Day Out of Days
The old phrase “feels like someone’s walking on my grave” came to mind in the past 48 hours when I read news about the writer/director of an indie film in production, Gray State, being found dead in his home, along with his wife and five-year-old daughter, in what local Minnesota police are calling “suspicious circumstances.” The physical circumstances in which David Crowley and his family were found dead, apparently undiscovered for weeks, suggests David Crowley of Apple Valley, MN, murdered his wife and daughter then took his own life.
David and Komel Crowley / Image credit: Instagram
For several years David Crowley’s life was focused on making an indie suspense thriller with a lot of thematic similarity to my own new indie suspense thriller, Alongside Night, of which I’m the writer/director. Both our movies focused on events following the collapse of the dollar leading to a near-future America in which constitutional rights are dead and those who resist the new fascistic order are being rounded up and sent to FEMA-run detention facilities.
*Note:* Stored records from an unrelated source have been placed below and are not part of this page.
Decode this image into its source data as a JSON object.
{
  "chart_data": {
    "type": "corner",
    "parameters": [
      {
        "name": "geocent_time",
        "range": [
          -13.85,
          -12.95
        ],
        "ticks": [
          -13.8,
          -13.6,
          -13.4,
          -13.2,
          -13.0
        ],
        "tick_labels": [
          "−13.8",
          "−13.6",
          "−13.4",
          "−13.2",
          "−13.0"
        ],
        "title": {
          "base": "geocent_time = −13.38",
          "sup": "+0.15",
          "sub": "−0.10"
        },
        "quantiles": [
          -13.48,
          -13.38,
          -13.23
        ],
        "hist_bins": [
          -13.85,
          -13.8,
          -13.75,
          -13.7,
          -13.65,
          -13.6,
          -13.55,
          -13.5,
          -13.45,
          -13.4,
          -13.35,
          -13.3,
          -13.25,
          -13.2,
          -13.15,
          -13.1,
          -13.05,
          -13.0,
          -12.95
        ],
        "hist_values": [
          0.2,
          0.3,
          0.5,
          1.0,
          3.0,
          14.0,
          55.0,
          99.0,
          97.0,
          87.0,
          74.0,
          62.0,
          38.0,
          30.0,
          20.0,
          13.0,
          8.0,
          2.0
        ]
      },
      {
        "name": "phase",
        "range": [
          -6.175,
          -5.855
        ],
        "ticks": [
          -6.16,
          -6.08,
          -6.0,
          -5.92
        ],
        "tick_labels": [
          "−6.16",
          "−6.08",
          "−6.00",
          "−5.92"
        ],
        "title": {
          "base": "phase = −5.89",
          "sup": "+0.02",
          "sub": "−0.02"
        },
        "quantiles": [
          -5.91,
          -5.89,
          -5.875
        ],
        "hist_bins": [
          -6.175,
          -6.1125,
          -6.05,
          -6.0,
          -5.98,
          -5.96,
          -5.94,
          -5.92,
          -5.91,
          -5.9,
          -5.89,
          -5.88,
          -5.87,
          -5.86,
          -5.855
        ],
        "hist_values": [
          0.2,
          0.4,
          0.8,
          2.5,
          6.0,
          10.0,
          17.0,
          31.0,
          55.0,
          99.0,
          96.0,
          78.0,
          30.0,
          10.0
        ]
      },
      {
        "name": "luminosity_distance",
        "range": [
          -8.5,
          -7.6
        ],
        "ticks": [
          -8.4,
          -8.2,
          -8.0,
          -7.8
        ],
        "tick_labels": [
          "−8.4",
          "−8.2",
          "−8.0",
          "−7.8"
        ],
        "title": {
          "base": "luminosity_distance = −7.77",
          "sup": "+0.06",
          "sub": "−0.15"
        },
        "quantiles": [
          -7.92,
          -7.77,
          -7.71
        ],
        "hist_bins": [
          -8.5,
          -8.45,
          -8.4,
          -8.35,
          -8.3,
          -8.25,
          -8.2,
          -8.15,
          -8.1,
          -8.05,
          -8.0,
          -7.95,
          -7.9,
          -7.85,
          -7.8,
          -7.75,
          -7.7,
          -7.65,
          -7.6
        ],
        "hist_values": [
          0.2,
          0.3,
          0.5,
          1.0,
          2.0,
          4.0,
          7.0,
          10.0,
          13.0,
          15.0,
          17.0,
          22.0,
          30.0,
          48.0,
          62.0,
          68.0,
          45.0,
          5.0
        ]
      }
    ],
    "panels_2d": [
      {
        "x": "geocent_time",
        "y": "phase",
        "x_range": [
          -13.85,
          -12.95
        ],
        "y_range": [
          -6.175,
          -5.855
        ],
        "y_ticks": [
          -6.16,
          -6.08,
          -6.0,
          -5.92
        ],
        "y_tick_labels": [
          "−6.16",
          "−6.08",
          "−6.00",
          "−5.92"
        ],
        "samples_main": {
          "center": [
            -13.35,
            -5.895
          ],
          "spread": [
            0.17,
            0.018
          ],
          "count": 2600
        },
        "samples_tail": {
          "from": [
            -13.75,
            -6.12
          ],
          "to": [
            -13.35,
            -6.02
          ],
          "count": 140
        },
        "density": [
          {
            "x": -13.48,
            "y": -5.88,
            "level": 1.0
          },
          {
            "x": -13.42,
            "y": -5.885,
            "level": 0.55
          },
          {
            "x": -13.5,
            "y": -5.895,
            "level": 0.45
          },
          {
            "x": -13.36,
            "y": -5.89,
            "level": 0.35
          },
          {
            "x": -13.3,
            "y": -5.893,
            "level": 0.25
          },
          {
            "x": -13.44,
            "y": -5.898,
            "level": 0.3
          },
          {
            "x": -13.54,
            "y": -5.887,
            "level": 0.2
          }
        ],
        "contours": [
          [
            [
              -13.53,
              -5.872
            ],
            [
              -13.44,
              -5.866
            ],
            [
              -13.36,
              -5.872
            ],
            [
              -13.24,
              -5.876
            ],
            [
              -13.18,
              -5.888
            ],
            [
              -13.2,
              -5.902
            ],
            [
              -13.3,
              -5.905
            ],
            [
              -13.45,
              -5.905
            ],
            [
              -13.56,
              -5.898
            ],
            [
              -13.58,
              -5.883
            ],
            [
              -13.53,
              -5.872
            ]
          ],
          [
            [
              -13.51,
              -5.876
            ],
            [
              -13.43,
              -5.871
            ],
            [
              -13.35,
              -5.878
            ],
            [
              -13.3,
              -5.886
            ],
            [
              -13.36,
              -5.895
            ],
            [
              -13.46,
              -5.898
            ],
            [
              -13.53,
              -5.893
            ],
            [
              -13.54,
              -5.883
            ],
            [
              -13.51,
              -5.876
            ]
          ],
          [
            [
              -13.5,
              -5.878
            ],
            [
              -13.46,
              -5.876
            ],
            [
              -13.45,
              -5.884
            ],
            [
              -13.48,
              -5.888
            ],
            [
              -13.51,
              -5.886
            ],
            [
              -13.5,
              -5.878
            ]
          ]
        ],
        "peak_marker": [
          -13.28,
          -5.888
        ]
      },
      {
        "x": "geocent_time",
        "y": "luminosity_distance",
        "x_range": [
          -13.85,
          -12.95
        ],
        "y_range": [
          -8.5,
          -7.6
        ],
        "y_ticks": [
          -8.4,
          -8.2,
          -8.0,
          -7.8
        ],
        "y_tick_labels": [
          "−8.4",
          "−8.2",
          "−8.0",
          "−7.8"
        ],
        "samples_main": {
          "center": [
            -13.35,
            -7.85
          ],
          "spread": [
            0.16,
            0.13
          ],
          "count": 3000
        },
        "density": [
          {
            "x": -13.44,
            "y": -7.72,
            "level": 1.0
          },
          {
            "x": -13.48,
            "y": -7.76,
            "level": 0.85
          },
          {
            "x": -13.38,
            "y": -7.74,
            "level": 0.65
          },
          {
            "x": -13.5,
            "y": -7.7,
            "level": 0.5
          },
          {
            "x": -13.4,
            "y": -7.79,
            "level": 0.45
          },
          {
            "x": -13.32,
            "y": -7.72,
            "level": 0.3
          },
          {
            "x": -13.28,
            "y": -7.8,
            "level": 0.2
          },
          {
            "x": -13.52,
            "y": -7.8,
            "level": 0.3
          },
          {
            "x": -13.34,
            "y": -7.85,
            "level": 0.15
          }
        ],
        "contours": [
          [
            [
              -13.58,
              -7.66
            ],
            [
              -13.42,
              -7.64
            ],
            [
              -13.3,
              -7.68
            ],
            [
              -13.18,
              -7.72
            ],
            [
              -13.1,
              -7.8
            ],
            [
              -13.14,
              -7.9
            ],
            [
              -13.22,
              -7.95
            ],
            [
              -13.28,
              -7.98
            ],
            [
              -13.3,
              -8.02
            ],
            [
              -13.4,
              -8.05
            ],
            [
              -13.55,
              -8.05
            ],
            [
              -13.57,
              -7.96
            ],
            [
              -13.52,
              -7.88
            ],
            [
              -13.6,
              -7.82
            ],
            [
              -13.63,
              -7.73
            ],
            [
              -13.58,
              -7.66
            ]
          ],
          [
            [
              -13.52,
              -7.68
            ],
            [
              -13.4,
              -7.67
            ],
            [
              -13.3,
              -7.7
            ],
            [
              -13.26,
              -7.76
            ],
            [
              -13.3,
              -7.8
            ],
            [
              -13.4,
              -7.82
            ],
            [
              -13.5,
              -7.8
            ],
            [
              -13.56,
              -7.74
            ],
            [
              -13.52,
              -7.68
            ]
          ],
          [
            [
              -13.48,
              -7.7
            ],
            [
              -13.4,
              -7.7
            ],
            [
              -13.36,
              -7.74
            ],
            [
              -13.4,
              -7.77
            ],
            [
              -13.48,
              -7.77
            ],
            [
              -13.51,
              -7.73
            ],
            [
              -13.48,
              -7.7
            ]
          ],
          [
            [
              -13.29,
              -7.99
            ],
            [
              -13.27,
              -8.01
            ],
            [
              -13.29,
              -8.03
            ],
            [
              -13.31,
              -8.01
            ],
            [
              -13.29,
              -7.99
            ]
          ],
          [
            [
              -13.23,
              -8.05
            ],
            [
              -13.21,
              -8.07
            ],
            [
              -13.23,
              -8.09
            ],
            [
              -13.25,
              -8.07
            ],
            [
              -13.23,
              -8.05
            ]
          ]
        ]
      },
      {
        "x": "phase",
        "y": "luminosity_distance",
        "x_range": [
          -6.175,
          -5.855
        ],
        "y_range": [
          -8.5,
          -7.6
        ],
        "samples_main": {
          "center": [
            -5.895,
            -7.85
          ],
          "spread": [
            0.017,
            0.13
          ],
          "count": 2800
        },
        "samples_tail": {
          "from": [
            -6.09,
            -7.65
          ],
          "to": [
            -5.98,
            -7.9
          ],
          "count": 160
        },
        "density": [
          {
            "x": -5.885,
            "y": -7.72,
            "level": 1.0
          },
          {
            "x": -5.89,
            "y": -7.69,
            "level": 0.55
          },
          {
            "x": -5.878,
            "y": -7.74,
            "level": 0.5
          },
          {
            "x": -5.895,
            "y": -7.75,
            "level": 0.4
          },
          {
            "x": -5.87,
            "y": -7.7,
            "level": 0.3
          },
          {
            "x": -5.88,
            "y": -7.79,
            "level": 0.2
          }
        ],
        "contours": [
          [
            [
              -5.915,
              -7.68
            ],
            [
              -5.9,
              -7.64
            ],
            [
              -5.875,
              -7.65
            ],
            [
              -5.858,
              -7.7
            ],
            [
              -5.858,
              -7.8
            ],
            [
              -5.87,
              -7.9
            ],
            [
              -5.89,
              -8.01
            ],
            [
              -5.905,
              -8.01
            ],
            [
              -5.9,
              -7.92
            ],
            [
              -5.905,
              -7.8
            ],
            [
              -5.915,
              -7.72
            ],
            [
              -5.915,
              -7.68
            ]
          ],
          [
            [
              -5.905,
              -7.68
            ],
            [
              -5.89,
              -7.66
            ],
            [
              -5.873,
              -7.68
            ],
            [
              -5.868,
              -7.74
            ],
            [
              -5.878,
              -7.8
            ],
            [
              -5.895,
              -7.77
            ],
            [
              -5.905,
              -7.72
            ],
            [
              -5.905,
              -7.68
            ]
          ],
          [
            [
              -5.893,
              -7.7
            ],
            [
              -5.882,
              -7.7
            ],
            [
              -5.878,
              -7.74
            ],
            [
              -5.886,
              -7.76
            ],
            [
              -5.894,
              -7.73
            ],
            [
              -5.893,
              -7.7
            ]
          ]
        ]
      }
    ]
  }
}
Both David Crowley and myself had appeared as Skyped-in guests with Alex Jones on his radio/Internet show, and received his praise for our cinematic efforts in defense of American liberty.
Both David Crowley and myself found ourselves locked out of Hollywood studio interest for our films.
There is one difference.
David Crowley was a 20-something first-time feature filmmaker who had produced only a concept trailer meant to raise production financing. By contrast Alongside Night was my second feature film, based on a novel I wrote in my 20’s, about David Crowley’s age when he started work on Gray State. My novel was published hardcover by a major New York publisher in 1979 with major literary endorsements, positive major reviews, and several awards picked up over the succeeding decades. Consequently I found the financing to cast known stars and complete production on my movie that David Crowley, despite a successful Indiegogo campaign to raise seed money, never did before his tragic death.
The violent death of a vocal opponent to the United States government in these post-9/11 times of secret Homeland Security warrants, arrest and indefinite detention of persons who with the stroke of a pen are classified as enemy combatants, and intrusive government spying gives way to the unthinkable: what if David Crowley didn’t take his family’s and his own life but was murdered by a clandestine operation and the crime scene engineered to cover up a political murder?
I am just paranoid enough for that possibility to scare the bejeezus out of me.
On the other hand, what if David Crowley lost hope of reaching the goal of a finished movie that I had already achieved – and in his despair lost his mind?
Neither prospect makes it easier for me to sleep at night.
But when Alongside Night does achieve commercial success in its general release later this year, I now feel that I’m not doing it only for my own cast, crew, producers and other supporters, but for David Crowley’s as well.